Science Fiction & Fantasy Asked on January 25, 2021

Can loosely remember seeing a film made in the last 2-10 years of a young person building a space ship. At some point the ship comes to life and an element that it fills with a liquid of sorts to protect from effects of force for space travel? Beyond that can’t remember anything.

One Answer

Could this be Explorers?

Ben Crandall is a young teenage boy living in the suburbs of Washington, D.C., who experiences vivid dreams about flying through clouds and over a vast, city-like circuit board, usually after falling asleep watching old sci-fi films (The War of the Worlds is a favorite). Every night, upon waking from the dream, he draws the circuit board. Ben shows the sketches to his friend, child prodigy Wolfgang Muller. At school, Ben develops a crush on Lori Swenson, but he isn't sure whether it's mutual. Both boys meet punkish-but-likable Darren Woods, with whom they share their circuit-board concepts. Wolfgang builds an actual microchip based on Ben's drawings. The chip enables the generation of an electromagnetic bubble which surrounds a pre-determined area. As the boys discover, the bubble is capable of moving at near-limitless distances and speeds without the usual ill effects from inertia. They construct a rudimentary spacecraft out of an abandoned Tilt-A-Whirl car; they name their ship the Thunder Road, after Bruce Springsteen's song of the same title. Their experiments with the Thunder Road draw attention from the United States government, which sends agents to scout the area for UFOs.

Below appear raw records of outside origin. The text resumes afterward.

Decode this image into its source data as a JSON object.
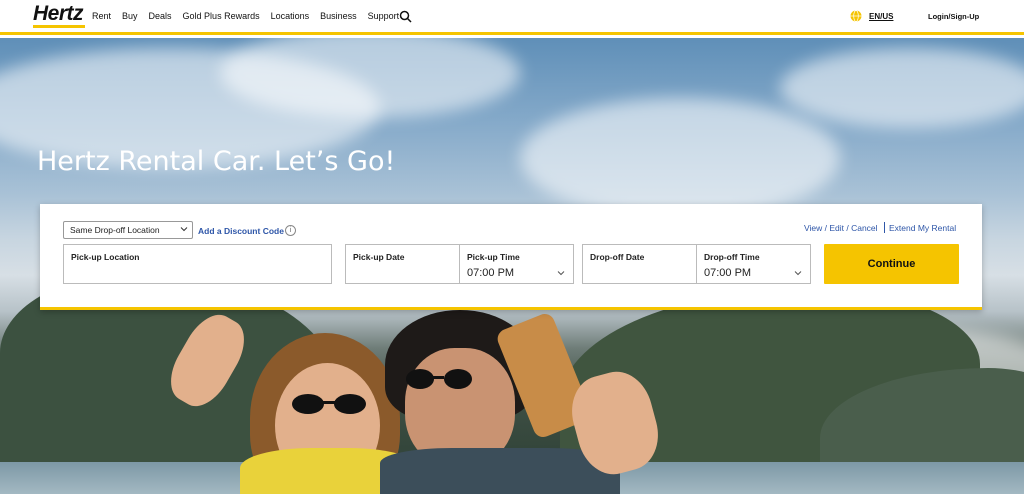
{
  "header": {
    "logo_text": "Hertz",
    "nav": [
      "Rent",
      "Buy",
      "Deals",
      "Gold Plus Rewards",
      "Locations",
      "Business",
      "Support"
    ],
    "language": "EN/US",
    "login": "Login/Sign-Up"
  },
  "hero": {
    "title": "Hertz Rental Car. Let’s Go!"
  },
  "booking": {
    "dropoff_select": "Same Drop-off Location",
    "discount_link": "Add a Discount Code",
    "info_glyph": "i",
    "view_edit_cancel": "View / Edit / Cancel",
    "extend_rental": "Extend My Rental",
    "pickup_location_label": "Pick-up Location",
    "pickup_date_label": "Pick-up Date",
    "pickup_time_label": "Pick-up Time",
    "pickup_time_value": "07:00 PM",
    "dropoff_date_label": "Drop-off Date",
    "dropoff_time_label": "Drop-off Time",
    "dropoff_time_value": "07:00 PM",
    "continue_label": "Continue"
  },
  "colors": {
    "brand_yellow": "#f5c400",
    "link_blue": "#2e56a8"
  }
}
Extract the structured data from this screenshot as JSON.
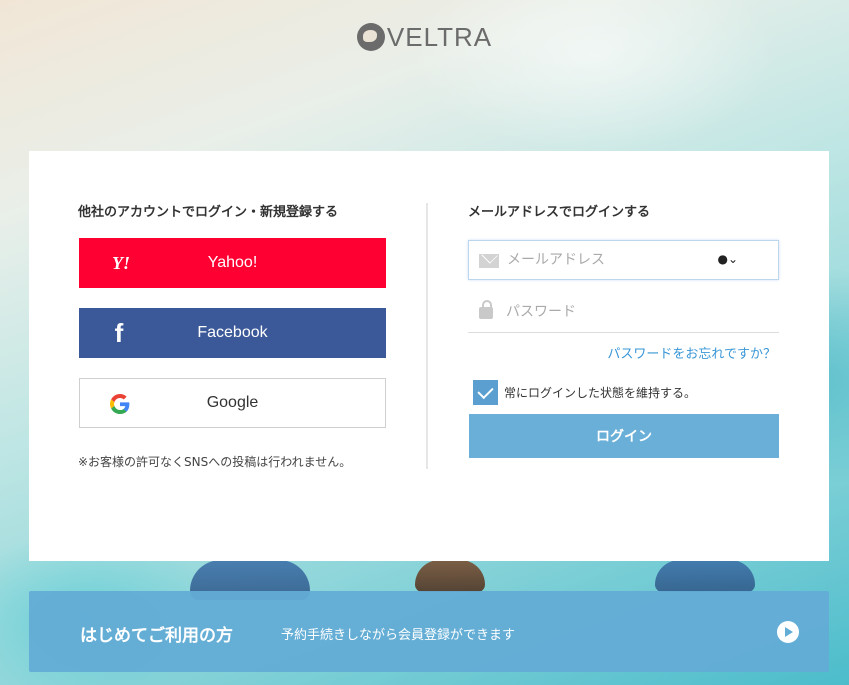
{
  "logo": {
    "text": "VELTRA"
  },
  "social": {
    "title": "他社のアカウントでログイン・新規登録する",
    "yahoo": {
      "label": "Yahoo!",
      "icon": "Y!"
    },
    "facebook": {
      "label": "Facebook",
      "icon": "f"
    },
    "google": {
      "label": "Google"
    },
    "note": "※お客様の許可なくSNSへの投稿は行われません。"
  },
  "email_login": {
    "title": "メールアドレスでログインする",
    "email_placeholder": "メールアドレス",
    "password_placeholder": "パスワード",
    "forgot_link": "パスワードをお忘れですか？",
    "remember_label": "常にログインした状態を維持する。",
    "remember_checked": true,
    "login_button": "ログイン"
  },
  "signup": {
    "title": "はじめてご利用の方",
    "description": "予約手続きしながら会員登録ができます"
  },
  "colors": {
    "yahoo": "#ff0033",
    "facebook": "#3b5998",
    "accent": "#6aafd8",
    "link": "#3a97d6"
  }
}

After Ben receives more dreams about the circuit board, Wolfgang discovers a means of producing unlimited sustainable oxygen; this means longer flights, whereas previously they were limited to whatever a typical oxygen tank could hold. They finalize their plan to explore the galaxy in search of alien life. The boys complete lift-off, despite interference from the authorities (one of whom silently wishes them well). Shortly after breaking Earth's orbit, something overrides the boys' personal computer-controls. The Thunder Road is tractor-beamed aboard a much larger spaceship. The boys venture out to meet their "captors", Wak and Neek: two green-skinned aliens whose knowledge of Earth comes almost entirely from junk culture, particularly television reruns. The young explorers hit it off with their extraterrestrial hosts, but then the alien ship is suddenly intercepted by a larger-still alien vessel. Feigning an attack by space-pirates, Wak urges the boys to leave. They are in the process of doing so when they're interrupted by a gigantic brown extraterrestrial, this one bearing a close resemblance to the other two, who gestures furiously while grinding out barely-comprehensible alien language. As it turns out, Wak and Neek are brother and sister; they've taken their father's ship out for a "joy ride", sending the dreams to the boys in the hopes of meeting humans. Transmissions of old black-and-white movies have kept the extraterrestrial populace at a distance – except for the curious Wak and Neek – due to the way humans generally depict violence toward alien life.

Wak and Neek's father allows the Thunder Road and its crew to depart, after Wak and Neek give the boys a parting gift: an amulet which, according to the extraterrestrials, is "the stuff dreams are made of". The boys make it safely back to Earth, but a malfunction results in them crashing the Thunder Road into their neighborhood lake. Now they're back to square one... or so they think. A week later, Ben has a dream at school in which he envisions another vast circuit board while flying through more clouds overhead. This time – thanks to Wak and Neek's amulet – Ben is joined in the dream by Wolfgang, Darren and Lori. They proclaim that the circuitry is "really complicated", and wonder where this one will take them once they've constructed it. Lori smiles at Ben while holding his hand.

It's a kid (three kids) building an alien spaceship. It's not a fluid inside the ship, but it is a way of protecting themselves from inertia.